Como se pode perceber nas falas, alguns conceitos ainda estavam pouco sólidos para alguns deles, entretanto esta foi a primeira entrevista escrita, nela pudemos identificar também uma dificuldade dos alunos em escrever. De modo geral eles conseguem uma expressão mais clara quando falam apenas, as entrevistas entregues apresentavam diversos erros gramaticais, que nos permitimos discutir com eles. Estes erros, no entanto, não atrapalharam no entendimento global das respostas e textos produzidos.

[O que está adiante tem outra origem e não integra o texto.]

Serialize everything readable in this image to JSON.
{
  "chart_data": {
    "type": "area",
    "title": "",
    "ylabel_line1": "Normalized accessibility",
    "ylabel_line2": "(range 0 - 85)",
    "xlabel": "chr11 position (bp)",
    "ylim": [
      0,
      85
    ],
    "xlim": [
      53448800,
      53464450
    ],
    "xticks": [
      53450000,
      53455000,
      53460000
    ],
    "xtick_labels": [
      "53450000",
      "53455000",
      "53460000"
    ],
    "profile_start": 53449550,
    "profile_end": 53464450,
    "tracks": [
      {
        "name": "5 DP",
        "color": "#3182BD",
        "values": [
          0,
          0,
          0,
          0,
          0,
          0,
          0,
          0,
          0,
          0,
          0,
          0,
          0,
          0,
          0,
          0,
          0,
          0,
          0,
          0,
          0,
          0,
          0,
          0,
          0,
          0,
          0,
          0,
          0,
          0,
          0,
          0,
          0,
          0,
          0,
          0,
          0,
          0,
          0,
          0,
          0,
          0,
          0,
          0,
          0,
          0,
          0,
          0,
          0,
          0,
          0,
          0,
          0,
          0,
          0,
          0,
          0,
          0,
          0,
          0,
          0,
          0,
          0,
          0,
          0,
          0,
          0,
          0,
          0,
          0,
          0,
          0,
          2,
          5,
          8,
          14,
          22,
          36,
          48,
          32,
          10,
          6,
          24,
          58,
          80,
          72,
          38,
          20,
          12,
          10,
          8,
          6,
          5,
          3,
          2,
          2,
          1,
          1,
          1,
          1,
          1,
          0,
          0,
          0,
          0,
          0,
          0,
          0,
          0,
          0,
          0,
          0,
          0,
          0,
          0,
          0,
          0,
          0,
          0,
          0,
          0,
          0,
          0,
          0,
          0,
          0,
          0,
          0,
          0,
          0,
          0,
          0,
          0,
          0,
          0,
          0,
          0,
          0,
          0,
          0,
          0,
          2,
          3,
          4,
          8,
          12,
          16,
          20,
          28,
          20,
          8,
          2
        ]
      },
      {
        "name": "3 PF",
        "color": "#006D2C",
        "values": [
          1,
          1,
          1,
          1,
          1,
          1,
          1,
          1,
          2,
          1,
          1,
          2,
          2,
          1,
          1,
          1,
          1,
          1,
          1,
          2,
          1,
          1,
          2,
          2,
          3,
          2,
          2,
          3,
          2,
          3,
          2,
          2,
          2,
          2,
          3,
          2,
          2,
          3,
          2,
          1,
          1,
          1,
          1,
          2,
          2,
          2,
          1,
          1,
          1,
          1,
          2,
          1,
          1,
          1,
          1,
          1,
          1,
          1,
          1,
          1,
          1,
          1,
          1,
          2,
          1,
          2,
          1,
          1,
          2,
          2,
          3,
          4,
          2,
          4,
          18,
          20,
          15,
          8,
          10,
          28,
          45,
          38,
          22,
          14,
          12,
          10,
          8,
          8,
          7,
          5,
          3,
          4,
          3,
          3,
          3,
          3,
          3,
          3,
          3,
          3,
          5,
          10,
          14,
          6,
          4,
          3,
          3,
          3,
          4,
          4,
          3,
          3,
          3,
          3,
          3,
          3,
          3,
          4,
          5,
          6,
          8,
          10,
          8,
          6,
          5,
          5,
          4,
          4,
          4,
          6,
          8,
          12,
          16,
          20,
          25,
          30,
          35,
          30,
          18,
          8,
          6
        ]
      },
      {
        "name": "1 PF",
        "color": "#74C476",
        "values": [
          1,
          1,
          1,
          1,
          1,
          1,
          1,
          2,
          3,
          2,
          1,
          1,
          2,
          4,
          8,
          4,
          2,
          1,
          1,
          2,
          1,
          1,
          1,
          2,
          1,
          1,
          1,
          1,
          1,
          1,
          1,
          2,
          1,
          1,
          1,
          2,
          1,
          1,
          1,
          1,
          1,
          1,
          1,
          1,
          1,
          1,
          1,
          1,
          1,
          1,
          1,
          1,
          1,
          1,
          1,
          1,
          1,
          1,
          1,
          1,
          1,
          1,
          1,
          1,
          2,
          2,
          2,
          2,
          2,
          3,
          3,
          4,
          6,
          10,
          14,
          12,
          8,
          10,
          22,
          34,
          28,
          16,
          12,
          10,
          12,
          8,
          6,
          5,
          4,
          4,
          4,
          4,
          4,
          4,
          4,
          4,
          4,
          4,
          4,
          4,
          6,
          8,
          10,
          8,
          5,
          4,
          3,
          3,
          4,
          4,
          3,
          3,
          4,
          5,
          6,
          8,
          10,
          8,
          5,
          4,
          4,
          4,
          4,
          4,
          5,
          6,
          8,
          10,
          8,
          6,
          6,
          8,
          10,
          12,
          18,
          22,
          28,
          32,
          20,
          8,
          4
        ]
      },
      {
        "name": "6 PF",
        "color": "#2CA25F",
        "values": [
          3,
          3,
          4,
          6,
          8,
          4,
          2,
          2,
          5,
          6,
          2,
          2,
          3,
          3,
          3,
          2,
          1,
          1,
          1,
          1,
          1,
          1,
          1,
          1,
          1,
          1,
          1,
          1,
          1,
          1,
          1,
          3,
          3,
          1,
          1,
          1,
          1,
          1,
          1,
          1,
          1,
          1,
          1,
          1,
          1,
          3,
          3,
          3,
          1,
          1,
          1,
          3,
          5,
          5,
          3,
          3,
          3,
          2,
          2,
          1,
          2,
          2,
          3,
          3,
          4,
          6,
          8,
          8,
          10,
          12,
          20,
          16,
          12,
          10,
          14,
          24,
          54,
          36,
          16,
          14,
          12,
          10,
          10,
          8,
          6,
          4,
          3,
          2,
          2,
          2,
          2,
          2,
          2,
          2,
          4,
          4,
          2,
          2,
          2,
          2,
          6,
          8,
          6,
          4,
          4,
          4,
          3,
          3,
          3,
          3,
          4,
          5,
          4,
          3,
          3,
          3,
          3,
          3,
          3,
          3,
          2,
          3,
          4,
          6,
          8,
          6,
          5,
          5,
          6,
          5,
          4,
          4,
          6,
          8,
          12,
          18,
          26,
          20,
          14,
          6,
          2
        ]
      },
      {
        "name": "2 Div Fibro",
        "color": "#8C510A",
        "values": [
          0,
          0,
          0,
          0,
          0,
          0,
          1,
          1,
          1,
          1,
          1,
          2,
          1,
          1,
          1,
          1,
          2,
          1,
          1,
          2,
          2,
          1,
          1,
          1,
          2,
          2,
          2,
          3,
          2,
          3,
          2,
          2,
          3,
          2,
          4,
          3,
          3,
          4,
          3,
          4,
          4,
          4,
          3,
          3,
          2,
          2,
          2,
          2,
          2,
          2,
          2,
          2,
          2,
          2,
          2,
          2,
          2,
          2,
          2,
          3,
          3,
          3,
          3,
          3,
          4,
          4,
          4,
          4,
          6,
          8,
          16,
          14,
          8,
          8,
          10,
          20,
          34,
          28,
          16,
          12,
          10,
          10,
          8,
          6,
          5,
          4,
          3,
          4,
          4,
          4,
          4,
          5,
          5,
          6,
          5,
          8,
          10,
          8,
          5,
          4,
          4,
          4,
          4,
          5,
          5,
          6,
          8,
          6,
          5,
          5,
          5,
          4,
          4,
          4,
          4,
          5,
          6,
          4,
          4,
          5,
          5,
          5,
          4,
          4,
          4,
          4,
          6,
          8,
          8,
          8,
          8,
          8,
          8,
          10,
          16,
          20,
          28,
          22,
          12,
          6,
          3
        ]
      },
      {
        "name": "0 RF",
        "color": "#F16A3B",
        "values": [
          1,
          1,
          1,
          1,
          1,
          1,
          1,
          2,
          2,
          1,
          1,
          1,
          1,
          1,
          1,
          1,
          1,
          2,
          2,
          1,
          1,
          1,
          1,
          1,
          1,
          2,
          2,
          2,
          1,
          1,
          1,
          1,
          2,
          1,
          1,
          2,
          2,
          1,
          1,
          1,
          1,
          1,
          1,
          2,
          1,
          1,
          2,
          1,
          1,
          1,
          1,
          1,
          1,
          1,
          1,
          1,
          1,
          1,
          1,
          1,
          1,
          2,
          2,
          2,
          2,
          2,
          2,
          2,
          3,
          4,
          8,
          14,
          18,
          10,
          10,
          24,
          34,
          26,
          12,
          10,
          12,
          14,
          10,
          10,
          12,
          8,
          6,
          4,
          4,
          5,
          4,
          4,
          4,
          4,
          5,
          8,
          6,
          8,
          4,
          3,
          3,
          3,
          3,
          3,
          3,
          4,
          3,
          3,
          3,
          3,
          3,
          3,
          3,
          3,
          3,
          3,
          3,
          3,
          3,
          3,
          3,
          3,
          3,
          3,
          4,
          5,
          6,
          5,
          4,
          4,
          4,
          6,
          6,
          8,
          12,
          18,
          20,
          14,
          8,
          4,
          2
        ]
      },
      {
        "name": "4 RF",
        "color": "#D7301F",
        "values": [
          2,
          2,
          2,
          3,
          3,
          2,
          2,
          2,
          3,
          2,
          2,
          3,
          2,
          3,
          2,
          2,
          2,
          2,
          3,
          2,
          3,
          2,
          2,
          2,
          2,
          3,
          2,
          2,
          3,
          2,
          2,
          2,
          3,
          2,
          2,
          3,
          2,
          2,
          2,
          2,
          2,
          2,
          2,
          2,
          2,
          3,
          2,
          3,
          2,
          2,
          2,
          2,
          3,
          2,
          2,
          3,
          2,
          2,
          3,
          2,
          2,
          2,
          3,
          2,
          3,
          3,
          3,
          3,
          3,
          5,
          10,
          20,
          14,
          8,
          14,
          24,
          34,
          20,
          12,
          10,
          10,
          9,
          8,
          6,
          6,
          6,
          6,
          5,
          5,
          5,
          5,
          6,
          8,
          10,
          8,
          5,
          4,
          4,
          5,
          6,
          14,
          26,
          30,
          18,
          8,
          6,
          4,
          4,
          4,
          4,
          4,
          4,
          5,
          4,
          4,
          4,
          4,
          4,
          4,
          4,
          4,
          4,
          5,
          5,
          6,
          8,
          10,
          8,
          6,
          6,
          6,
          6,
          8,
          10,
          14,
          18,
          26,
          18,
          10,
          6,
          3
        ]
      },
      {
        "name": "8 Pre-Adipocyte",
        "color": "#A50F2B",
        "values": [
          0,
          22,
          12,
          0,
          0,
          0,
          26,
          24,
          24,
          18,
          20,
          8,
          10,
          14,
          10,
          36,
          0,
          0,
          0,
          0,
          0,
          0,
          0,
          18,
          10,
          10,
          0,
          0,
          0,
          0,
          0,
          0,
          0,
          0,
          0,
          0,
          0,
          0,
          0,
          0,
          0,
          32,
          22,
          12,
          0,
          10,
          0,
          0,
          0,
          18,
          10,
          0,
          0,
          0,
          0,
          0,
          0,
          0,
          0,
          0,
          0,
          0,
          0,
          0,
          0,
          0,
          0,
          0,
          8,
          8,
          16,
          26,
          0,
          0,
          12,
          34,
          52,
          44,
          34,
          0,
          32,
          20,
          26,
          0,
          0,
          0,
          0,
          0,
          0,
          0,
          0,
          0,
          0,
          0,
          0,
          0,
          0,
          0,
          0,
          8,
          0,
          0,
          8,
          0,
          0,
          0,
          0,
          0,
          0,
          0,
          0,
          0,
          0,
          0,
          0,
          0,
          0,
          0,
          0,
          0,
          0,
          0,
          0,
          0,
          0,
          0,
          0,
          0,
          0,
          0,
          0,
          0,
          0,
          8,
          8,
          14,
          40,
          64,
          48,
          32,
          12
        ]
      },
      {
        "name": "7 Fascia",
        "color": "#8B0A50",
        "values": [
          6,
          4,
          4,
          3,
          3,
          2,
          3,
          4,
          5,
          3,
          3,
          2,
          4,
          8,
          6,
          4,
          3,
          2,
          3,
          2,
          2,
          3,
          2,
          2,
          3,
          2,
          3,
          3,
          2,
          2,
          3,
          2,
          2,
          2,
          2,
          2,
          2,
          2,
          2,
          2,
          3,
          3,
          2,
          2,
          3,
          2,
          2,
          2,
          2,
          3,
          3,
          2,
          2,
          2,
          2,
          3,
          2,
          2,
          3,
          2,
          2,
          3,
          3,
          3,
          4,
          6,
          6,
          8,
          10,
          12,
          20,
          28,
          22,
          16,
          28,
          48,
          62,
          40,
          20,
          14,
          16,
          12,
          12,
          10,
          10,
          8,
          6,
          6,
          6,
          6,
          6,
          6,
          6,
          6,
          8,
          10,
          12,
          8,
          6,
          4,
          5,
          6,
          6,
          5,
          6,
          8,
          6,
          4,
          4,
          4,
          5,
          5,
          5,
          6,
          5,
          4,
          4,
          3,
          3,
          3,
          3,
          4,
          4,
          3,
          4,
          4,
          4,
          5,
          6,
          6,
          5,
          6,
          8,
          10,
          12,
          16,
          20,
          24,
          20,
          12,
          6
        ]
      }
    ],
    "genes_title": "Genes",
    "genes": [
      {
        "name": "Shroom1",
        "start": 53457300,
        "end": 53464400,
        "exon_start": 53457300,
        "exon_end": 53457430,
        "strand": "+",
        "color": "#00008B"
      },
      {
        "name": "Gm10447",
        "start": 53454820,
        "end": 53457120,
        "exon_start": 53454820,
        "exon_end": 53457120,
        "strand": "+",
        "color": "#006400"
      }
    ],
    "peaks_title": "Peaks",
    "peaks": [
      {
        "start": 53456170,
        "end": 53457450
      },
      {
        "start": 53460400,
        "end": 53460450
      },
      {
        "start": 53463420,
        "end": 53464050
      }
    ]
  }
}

Quando perguntados sobre os motivos que os levaram a participar do grupo de teatro, eles responderam (outra entrevista escrita):

“Eu comecei a fazer teatro em outro colégio, meio por impulso, mas aí me apaixonei e não parei mais de fazer teatro”.
Joana (15 anos)
“O teatro é muito importante para mim, me tornou mais espontânea, me mostrou um lado do mundo que eu não conhecia, e me provou que sou capaz de realizar um bom trabalho”.
Joaquina (14 anos)
“Falar sobre mim é um pouco complicado talvez por eu ser um pouco complicado. Estou participando do grupo pois ele me trará conhecimentos indispensáveis há uma pessoa como eu, que quer aprender desta arte e poder expressar tais sentimentos em resultados gratificantes”.
João (16 anos)
“Eu precisava descobrir uma maneira de me comunicar com as pessoas, sem sentir medo de não ser aceita pela sociedade. Não conseguia olhar nos olhos de ninguém. Hoje depois de dois anos acho que consigo me envolver em qualquer grupo”.
Lúcia (17 anos)
“Eu era uma pessoa retraída, às vezes tímida e foi por isso que entrei para o teatro. Acabei me apaixonando pela arte de interpretar e achei que fui uma boa atriz e que tive boas idéias”.
Vera (18 anos)
(Informação verbal)

A coleta destas respostas foi definitiva para que pudéssemos perceber, mesmo que superficialmente, o papel que o teatro tem para cada um deles. A importância que cada um atribui ao teatro. E de um modo geral fica clara a presença do domínio afetivo, a forma apaixonada como cada aluno enxerga o teatro salta aos olhos, o que torna o trabalho da pesquisa tão delicado e sensível.